After Bartlett gave her guidelines on proteins, whole foods vitamin and mineral supplements, Senseney said she signed up for a six-week detox program. " … and [I] was so happy to find that after the program was over, I was able to wean myself off both medications," Senseney wrote. "I have been able to maintain good blood pressure for about eight months now (my doctor was surprised) with nutrition and exercise."
Senseney said that Bartlett's seminar taught her the importance of taking care of her whole body.
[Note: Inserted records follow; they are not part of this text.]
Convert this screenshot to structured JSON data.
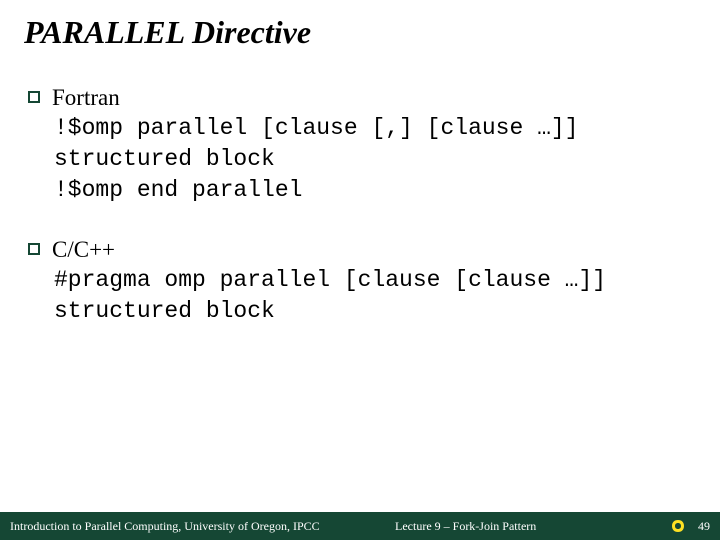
{
  "title": "PARALLEL Directive",
  "sections": [
    {
      "heading": "Fortran",
      "lines": [
        "!$omp parallel [clause [,] [clause …]]",
        "structured block",
        "!$omp end parallel"
      ]
    },
    {
      "heading": "C/C++",
      "lines": [
        "#pragma omp parallel [clause [clause …]]",
        "structured block"
      ]
    }
  ],
  "footer": {
    "left": "Introduction to Parallel Computing, University of Oregon, IPCC",
    "center": "Lecture 9 – Fork-Join Pattern",
    "page": "49"
  },
  "logo_name": "oregon-o-logo"
}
She was able to treat her own acid reflux by taking a diary of how she felt after removing certain foods from her diet and then adding them back in.
"Now I know what triggers the acid reflex for me and can avoid those foods," she wrote, adding that she was surprised that a lemon slice in a glass of water will curb her reflux. "Guess that's why restaurants do this – it is a digestive aid."
Marilyn Herbert, who also took the seminar about 18 months ago, said that the seminar helped her to learn about common food allergies, mindful eating habit, and to eliminate processed foods. "I enjoy cooking and have never used what I considered convenience foods, but the seminar really helped me tune in to the unhealthful ingredients in foods I'd assumed healthful," she wrote in an e-mail to The Gazette.
Bartlett said she considers it an honor to be able to help her clients improve their health.
"I've learned a lot from my clients, and hopefully they've learned to be better observers of themselves," Bartlett said. "We have a pretty diseased society right now. A lot of us are trying to make changes to that."